Twenty Second Sunday in Ordinary Time – Cycle “C”, August 29, 2010

The washing of feet, the kiss of greeting and the anointing of the head were customary signs of welcome shown to a guest at a meal in Jesus’ time. Such courtesies seem to have flown out of the window at the meal recorded in today’s Gospel. There the guests pushed forward for the places of honor and Jesus chided them for their bad manners.

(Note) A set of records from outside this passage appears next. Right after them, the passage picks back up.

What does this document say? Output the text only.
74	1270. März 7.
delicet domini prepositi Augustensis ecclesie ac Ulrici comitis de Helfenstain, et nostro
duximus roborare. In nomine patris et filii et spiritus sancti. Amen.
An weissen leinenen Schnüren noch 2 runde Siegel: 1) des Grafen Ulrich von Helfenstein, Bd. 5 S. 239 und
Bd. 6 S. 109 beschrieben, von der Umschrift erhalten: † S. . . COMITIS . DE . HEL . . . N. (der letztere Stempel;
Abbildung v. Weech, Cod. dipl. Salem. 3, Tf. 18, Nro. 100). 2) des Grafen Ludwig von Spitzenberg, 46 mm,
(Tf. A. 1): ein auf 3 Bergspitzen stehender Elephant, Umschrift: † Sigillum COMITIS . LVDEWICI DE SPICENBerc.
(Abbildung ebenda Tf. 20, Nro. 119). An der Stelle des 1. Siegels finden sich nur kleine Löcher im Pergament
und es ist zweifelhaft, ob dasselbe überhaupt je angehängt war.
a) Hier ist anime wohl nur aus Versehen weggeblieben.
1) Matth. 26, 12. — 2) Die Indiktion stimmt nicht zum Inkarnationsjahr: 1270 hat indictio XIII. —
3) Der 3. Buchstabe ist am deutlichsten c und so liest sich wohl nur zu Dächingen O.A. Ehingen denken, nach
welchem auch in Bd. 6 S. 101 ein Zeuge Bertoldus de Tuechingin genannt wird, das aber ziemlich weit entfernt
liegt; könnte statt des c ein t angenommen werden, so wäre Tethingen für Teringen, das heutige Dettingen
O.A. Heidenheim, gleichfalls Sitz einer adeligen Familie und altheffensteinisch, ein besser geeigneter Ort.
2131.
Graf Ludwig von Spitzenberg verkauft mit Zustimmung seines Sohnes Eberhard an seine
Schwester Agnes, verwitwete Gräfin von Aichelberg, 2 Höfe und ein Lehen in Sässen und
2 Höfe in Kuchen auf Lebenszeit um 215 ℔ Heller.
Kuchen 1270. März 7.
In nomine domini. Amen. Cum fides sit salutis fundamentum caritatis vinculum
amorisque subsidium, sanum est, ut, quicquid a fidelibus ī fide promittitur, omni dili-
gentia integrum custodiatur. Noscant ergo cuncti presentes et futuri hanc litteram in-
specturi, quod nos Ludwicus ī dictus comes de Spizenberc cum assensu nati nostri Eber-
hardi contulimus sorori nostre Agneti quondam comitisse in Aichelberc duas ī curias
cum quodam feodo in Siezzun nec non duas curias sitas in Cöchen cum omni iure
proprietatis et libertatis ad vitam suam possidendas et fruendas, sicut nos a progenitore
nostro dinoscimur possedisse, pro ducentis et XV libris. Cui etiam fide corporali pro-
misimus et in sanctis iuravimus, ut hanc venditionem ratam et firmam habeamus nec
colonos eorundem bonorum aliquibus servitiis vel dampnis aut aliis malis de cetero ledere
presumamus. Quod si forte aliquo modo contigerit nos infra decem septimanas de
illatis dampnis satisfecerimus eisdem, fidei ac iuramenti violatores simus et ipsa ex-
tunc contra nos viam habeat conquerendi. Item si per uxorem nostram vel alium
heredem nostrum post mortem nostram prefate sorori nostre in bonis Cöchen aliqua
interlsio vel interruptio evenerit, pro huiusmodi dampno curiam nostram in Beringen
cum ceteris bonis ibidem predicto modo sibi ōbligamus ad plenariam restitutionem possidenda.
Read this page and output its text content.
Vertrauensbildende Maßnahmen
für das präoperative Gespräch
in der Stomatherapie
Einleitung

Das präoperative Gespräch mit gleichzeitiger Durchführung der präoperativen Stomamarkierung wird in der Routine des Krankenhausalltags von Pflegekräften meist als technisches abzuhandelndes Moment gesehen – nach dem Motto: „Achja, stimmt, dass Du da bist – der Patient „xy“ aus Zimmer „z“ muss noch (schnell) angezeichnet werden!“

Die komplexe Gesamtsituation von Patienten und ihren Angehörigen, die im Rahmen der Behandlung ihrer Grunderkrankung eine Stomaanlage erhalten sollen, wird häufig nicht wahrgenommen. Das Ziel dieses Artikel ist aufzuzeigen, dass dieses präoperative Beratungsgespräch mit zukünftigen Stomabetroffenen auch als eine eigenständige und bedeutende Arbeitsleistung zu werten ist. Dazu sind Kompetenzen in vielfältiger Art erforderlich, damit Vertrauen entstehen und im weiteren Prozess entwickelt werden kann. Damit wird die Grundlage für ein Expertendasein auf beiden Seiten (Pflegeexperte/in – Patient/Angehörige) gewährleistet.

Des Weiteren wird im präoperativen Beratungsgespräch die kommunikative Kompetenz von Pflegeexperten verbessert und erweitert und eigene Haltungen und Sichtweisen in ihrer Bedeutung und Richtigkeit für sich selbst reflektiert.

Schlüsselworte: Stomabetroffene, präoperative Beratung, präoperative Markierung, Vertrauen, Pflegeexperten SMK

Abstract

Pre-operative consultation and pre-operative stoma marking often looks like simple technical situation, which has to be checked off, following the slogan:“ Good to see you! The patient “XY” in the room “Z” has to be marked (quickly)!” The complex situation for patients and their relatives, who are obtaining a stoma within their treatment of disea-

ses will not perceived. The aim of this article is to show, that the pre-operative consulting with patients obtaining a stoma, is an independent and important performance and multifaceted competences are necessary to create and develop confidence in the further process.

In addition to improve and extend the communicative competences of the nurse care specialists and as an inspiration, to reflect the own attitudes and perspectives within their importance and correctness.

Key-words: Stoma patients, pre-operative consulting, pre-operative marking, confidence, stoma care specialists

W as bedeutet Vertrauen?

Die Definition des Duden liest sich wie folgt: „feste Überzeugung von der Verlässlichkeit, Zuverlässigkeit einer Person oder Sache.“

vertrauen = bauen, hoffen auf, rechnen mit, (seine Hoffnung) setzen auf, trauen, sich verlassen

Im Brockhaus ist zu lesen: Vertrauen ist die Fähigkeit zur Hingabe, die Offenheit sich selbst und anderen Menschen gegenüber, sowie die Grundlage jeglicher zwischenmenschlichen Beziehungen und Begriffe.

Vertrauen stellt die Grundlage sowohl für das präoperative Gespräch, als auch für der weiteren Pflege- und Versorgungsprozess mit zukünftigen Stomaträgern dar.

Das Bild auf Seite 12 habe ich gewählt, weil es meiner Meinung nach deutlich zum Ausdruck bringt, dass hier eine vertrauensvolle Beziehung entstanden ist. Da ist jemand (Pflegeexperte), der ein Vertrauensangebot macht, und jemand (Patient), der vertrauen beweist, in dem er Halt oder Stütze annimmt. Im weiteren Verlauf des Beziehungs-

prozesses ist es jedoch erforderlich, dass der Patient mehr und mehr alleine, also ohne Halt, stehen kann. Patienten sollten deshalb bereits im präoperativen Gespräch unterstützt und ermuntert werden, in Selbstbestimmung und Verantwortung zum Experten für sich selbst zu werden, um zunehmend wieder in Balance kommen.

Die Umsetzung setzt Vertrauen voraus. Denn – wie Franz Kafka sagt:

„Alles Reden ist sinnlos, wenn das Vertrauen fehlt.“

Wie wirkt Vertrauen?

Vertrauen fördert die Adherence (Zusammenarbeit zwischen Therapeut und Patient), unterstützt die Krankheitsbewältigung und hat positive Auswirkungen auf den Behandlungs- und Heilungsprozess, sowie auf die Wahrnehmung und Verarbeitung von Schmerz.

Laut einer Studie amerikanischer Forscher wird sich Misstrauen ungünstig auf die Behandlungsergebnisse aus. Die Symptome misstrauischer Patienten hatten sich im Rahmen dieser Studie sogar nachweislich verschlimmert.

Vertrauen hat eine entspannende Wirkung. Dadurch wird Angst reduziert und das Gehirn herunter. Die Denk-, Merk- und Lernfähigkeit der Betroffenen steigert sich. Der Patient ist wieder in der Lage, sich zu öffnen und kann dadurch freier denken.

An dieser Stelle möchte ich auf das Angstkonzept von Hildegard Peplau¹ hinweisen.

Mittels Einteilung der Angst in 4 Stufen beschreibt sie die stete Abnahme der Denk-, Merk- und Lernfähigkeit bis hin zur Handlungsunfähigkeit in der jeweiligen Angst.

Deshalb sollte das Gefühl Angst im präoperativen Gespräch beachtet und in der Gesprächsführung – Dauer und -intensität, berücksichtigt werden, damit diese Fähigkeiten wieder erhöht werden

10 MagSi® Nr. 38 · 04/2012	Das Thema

To this heavenly meal, God will invite all who are lowly of heart and who acknowledge their need of salvation. They will receive the invitation, “My friend, move up higher.” Those who in their self-righteousness consider themselves entitled to the best places will, to their shame, have to take the lowest place. The parable echoes the first reading: “The greater you are, the more you should behave humbly,” for the Lord “accepts the homage of the humble.” It also echoes Mary’s Magnificat found earlier in St. Luke’s Gospel and heard at Evening Prayer each day: “He casts the mighty from their thrones and raises the lowly. He fills the starving with good things, sends the rich away empty.”

The overwhelming love of Christ urges us to be one with those who are in need, to embrace them as St. Francis embraced the leper, so that we may love in a selfless, practical way. They await our invitation so that together we may be at that heavenly banquet “when the virtuous rise again.”